NAME

Encode::Encoding - Encode Implementation Base Class

SYNOPSIS

  package Encode::MyEncoding;
  use base qw(Encode::Encoding);

  __PACKAGE__->Define(qw(myCanonical myAlias));

As mentioned in Encode, encodings are (in the current implementation at least) defined by objects. The mapping of encoding name to object is via the %encodings hash.

The values of the hash can currently be either strings or objects. The string form may go away in the future. The string form occurs when encodings() has scanned @INC for loadable encodings but has not actually loaded the encoding in question. This is because the current "loading" process is all Perl and a bit slow.

Once an encoding is loaded then value of the hash is object which implements the encoding. The object should provide the following interface:

->name

Should return the string representing the canonical name of the encoding.

->new_sequence

This is a placeholder for encodings with state. It should return an object which implements this interface, all current implementations return the original object.

->encode($string,$check)

Should return the octet sequence representing $string. If $check is true it should modify $string in place to remove the converted part (i.e. the whole string unless there is an error). If an error occurs it should return the octet sequence for the fragment of string that has been converted, and modify $string in-place to remove the converted part leaving it starting with the problem fragment.

If check is is false then encode should make a "best effort" to convert the string - for example by using a replacement character.

->decode($octets,$check)

Should return the string that $octets represents. If $check is true it should modify $octets in place to remove the converted part (i.e. the whole sequence unless there is an error). If an error occurs it should return the fragment of string that has been converted, and modify $octets in-place to remove the converted part leaving it starting with the problem fragment.

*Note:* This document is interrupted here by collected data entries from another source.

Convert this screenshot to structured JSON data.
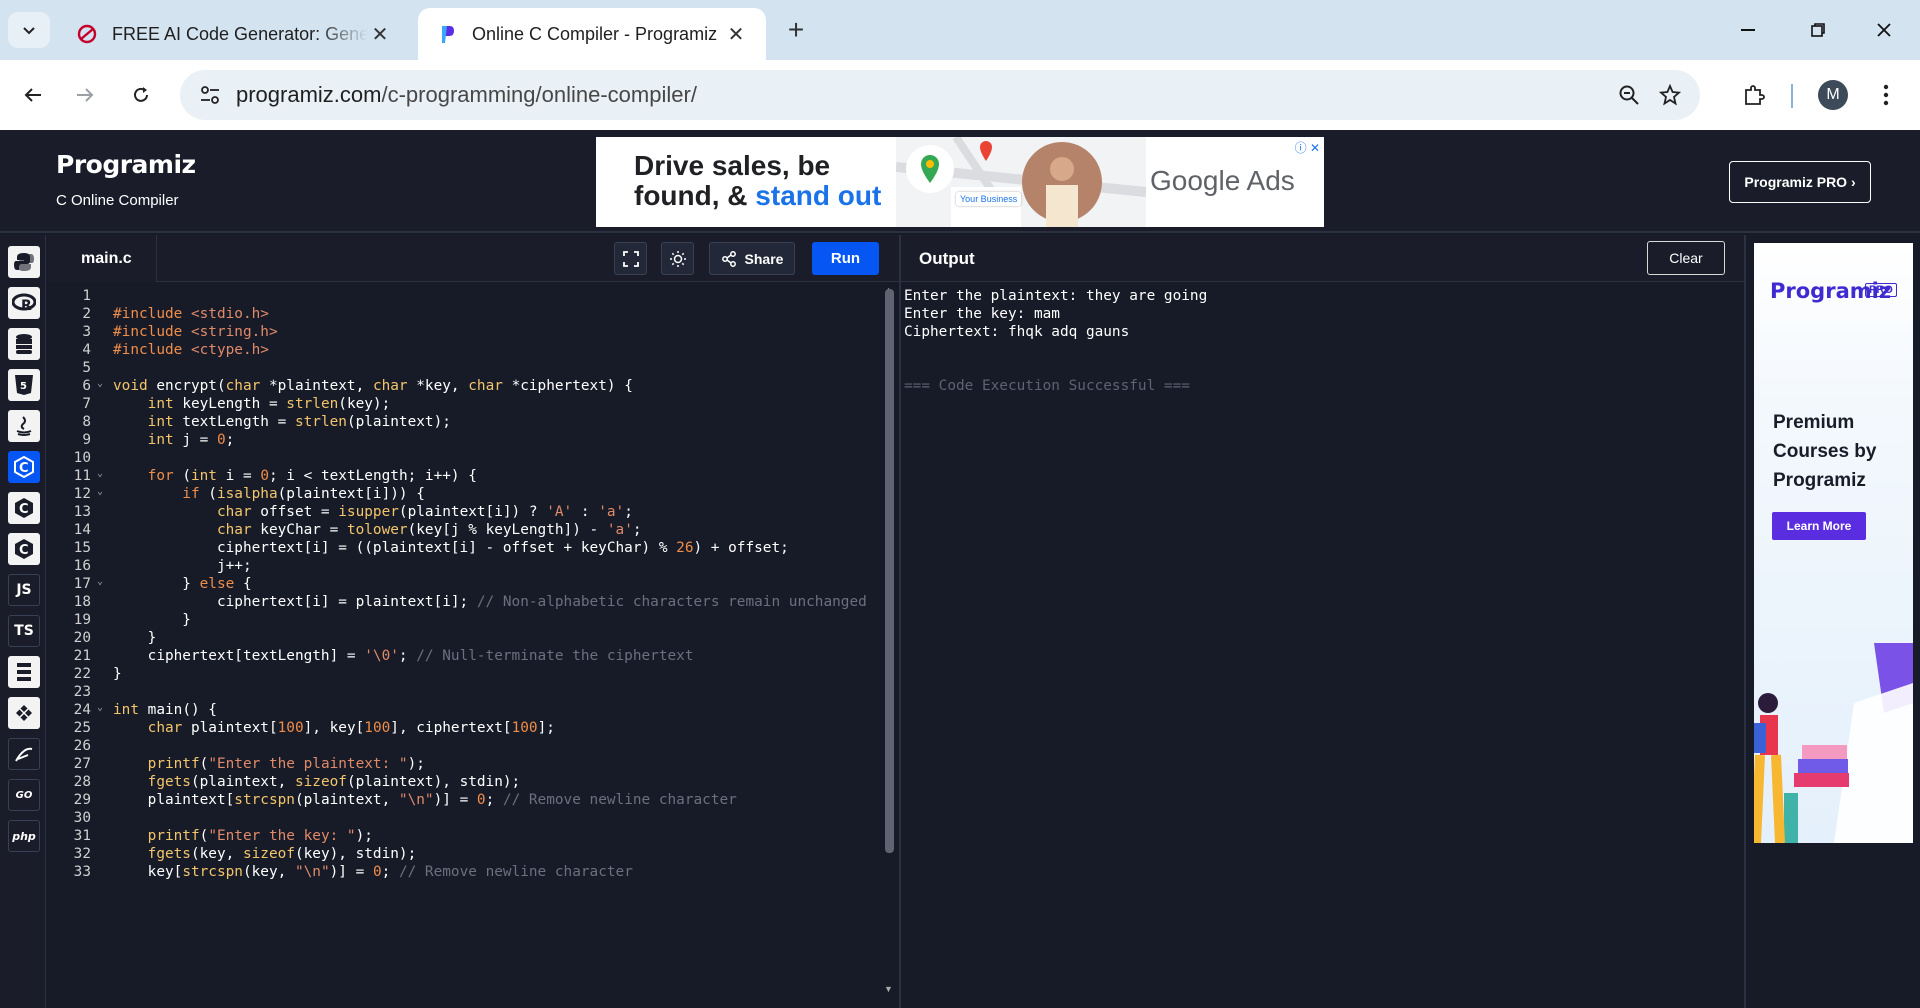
{
  "browser": {
    "tabs": [
      {
        "title": "FREE AI Code Generator: Generate Code",
        "icon": "ai-generator-favicon"
      },
      {
        "title": "Online C Compiler - Programiz",
        "icon": "programiz-favicon"
      }
    ],
    "close_glyph": "✕",
    "new_tab_glyph": "+",
    "window_controls": {
      "minimize": "—",
      "restore": "❐",
      "close": "✕"
    },
    "url_host": "programiz.com",
    "url_path": "/c-programming/online-compiler/",
    "profile_initial": "M"
  },
  "header": {
    "logo": "Programiz",
    "subtitle": "C Online Compiler",
    "pro_button": "Programiz PRO ›"
  },
  "ad_banner": {
    "headline_line1": "Drive sales, be",
    "headline_line2_a": "found, & ",
    "headline_line2_b": "stand out",
    "brand": "Google Ads",
    "business_card": "Your Business",
    "close": "ⓘ ✕"
  },
  "rail": {
    "items": [
      {
        "name": "python",
        "label": ""
      },
      {
        "name": "r",
        "label": "R"
      },
      {
        "name": "sql",
        "label": ""
      },
      {
        "name": "html",
        "label": "5"
      },
      {
        "name": "java",
        "label": ""
      },
      {
        "name": "c",
        "label": "C",
        "active": true
      },
      {
        "name": "cpp",
        "label": "C"
      },
      {
        "name": "csharp",
        "label": "C"
      },
      {
        "name": "javascript",
        "label": "JS"
      },
      {
        "name": "typescript",
        "label": "TS"
      },
      {
        "name": "dart",
        "label": ""
      },
      {
        "name": "ruby",
        "label": ""
      },
      {
        "name": "swift",
        "label": ""
      },
      {
        "name": "go",
        "label": "GO"
      },
      {
        "name": "php",
        "label": "php"
      }
    ]
  },
  "editor": {
    "filename": "main.c",
    "share_label": "Share",
    "run_label": "Run",
    "lines": [
      {
        "n": "1",
        "html": ""
      },
      {
        "n": "2",
        "html": "<span class='pp'>#include</span> <span class='str'>&lt;stdio.h&gt;</span>"
      },
      {
        "n": "3",
        "html": "<span class='pp'>#include</span> <span class='str'>&lt;string.h&gt;</span>"
      },
      {
        "n": "4",
        "html": "<span class='pp'>#include</span> <span class='str'>&lt;ctype.h&gt;</span>"
      },
      {
        "n": "5",
        "html": ""
      },
      {
        "n": "6",
        "fold": true,
        "html": "<span class='typ'>void</span> encrypt(<span class='typ'>char</span> *plaintext, <span class='typ'>char</span> *key, <span class='typ'>char</span> *ciphertext) {"
      },
      {
        "n": "7",
        "html": "    <span class='typ'>int</span> keyLength = <span class='fn'>strlen</span>(key);"
      },
      {
        "n": "8",
        "html": "    <span class='typ'>int</span> textLength = <span class='fn'>strlen</span>(plaintext);"
      },
      {
        "n": "9",
        "html": "    <span class='typ'>int</span> j = <span class='num'>0</span>;"
      },
      {
        "n": "10",
        "html": ""
      },
      {
        "n": "11",
        "fold": true,
        "html": "    <span class='kw'>for</span> (<span class='typ'>int</span> i = <span class='num'>0</span>; i &lt; textLength; i++) {"
      },
      {
        "n": "12",
        "fold": true,
        "html": "        <span class='kw'>if</span> (<span class='fn'>isalpha</span>(plaintext[i])) {"
      },
      {
        "n": "13",
        "html": "            <span class='typ'>char</span> offset = <span class='fn'>isupper</span>(plaintext[i]) ? <span class='str'>'A'</span> : <span class='str'>'a'</span>;"
      },
      {
        "n": "14",
        "html": "            <span class='typ'>char</span> keyChar = <span class='fn'>tolower</span>(key[j % keyLength]) - <span class='str'>'a'</span>;"
      },
      {
        "n": "15",
        "html": "            ciphertext[i] = ((plaintext[i] - offset + keyChar) % <span class='num'>26</span>) + offset;"
      },
      {
        "n": "16",
        "html": "            j++;"
      },
      {
        "n": "17",
        "fold": true,
        "html": "        } <span class='kw'>else</span> {"
      },
      {
        "n": "18",
        "html": "            ciphertext[i] = plaintext[i]; <span class='cmt'>// Non-alphabetic characters remain unchanged</span>"
      },
      {
        "n": "19",
        "html": "        }"
      },
      {
        "n": "20",
        "html": "    }"
      },
      {
        "n": "21",
        "html": "    ciphertext[textLength] = <span class='str'>'\\0'</span>; <span class='cmt'>// Null-terminate the ciphertext</span>"
      },
      {
        "n": "22",
        "html": "}"
      },
      {
        "n": "23",
        "html": ""
      },
      {
        "n": "24",
        "fold": true,
        "html": "<span class='typ'>int</span> main() {"
      },
      {
        "n": "25",
        "html": "    <span class='typ'>char</span> plaintext[<span class='num'>100</span>], key[<span class='num'>100</span>], ciphertext[<span class='num'>100</span>];"
      },
      {
        "n": "26",
        "html": ""
      },
      {
        "n": "27",
        "html": "    <span class='fn'>printf</span>(<span class='str'>\"Enter the plaintext: \"</span>);"
      },
      {
        "n": "28",
        "html": "    <span class='fn'>fgets</span>(plaintext, <span class='fn'>sizeof</span>(plaintext), stdin);"
      },
      {
        "n": "29",
        "html": "    plaintext[<span class='fn'>strcspn</span>(plaintext, <span class='str'>\"\\n\"</span>)] = <span class='num'>0</span>; <span class='cmt'>// Remove newline character</span>"
      },
      {
        "n": "30",
        "html": ""
      },
      {
        "n": "31",
        "html": "    <span class='fn'>printf</span>(<span class='str'>\"Enter the key: \"</span>);"
      },
      {
        "n": "32",
        "html": "    <span class='fn'>fgets</span>(key, <span class='fn'>sizeof</span>(key), stdin);"
      },
      {
        "n": "33",
        "html": "    key[<span class='fn'>strcspn</span>(key, <span class='str'>\"\\n\"</span>)] = <span class='num'>0</span>; <span class='cmt'>// Remove newline character</span>"
      }
    ]
  },
  "output": {
    "title": "Output",
    "clear_label": "Clear",
    "lines": [
      "Enter the plaintext: they are going",
      "Enter the key: mam",
      "Ciphertext: fhqk adq gauns",
      "",
      "",
      "=== Code Execution Successful ==="
    ]
  },
  "side_ad": {
    "logo": "Programiz",
    "pro_tag": "PRO",
    "text": "Premium Courses by Programiz",
    "button": "Learn More"
  },
  "colors": {
    "accent": "#0556f3",
    "bg": "#171b28",
    "panel": "#1a1d29",
    "side_ad_accent": "#5a2ee0"
  }
}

If check is is false then decode should make a "best effort" to convert the string - for example by using Unicode's "\x{FFFD}" as a replacement character.

It should be noted that the check behaviour is different from the outer public API. The logic is that the "unchecked" case is useful when encoding is part of a stream which may be reporting errors (e.g. STDERR). In such cases it is desirable to get everything through somehow without causing additional errors which obscure the original one. Also the encoding is best placed to know what the correct replacement character is, so if that is the desired behaviour then letting low level code do it is the most efficient.

In contrast if check is true, the scheme above allows the encoding to do as much as it can and tell layer above how much that was. What is lacking at present is a mechanism to report what went wrong. The most likely interface will be an additional method call to the object, or perhaps (to avoid forcing per-stream objects on otherwise stateless encodings) and additional parameter.

It is also highly desirable that encoding classes inherit from Encode::Encoding as a base class. This allows that class to define additional behaviour for all encoding objects. For example built in Unicode, UCS-2 and UTF-8 classes use :

  package Encode::MyEncoding;
  use base qw(Encode::Encoding);

  __PACKAGE__->Define(qw(myCanonical myAlias));

To create an object with bless {Name => ...},$class, and call define_encoding. They inherit their name method from Encode::Encoding.

Compiled Encodings

Encode.xs provides a class Encode::XS which provides the interface described above. It calls a generic octet-sequence to octet-sequence "engine" that is driven by tables (defined in encengine.c). The same engine is used for both encode and decode. Encode:XS's encode forces Perl's characters to their UTF-8 form and then treats them as just another multibyte encoding. Encode:XS's decode transforms the sequence and then turns the UTF-8-ness flag as that is the form that the tables are defined to produce. For details of the engine see the comments in encengine.c.

The tables are produced by the Perl script compile (the name needs to change so we can eventually install it somewhere). compile can currently read two formats:

*.enc

This is a coined format used by Tcl. It is documented in Encode/EncodeFormat.pod.

*.ucm

This is the semi-standard format used by IBM's ICU package.

compile can write the following forms:

*.ucm

See above - the Encode/*.ucm files provided with the distribution have been created from the original Tcl .enc files using this approach.

*.c

Produces tables as C data structures - this is used to build in encodings into Encode.so/Encode.dll.

*.xs

In theory this allows encodings to be stand-alone loadable Perl extensions. The process has not yet been tested. The plan is to use this approach for large East Asian encodings.

The set of encodings built-in to Encode.so/Encode.dll is determined by Makefile.PL. The current set is as follows:

ascii and iso-8859-*

That is all the common 8-bit "western" encodings.

IBM-1047 and two other variants of EBCDIC.

These are the same variants that are supported by EBCDIC Perl as "native" encodings. They are included to prove "reversibility" of some constructs in EBCDIC Perl.

symbol and dingbats as used by Tk on X11.

(The reason Encode got started was to support Perl/Tk.)

That set is rather ad hoc and has been driven by the needs of the tests rather than the needs of typical applications. It is likely to be rationalized.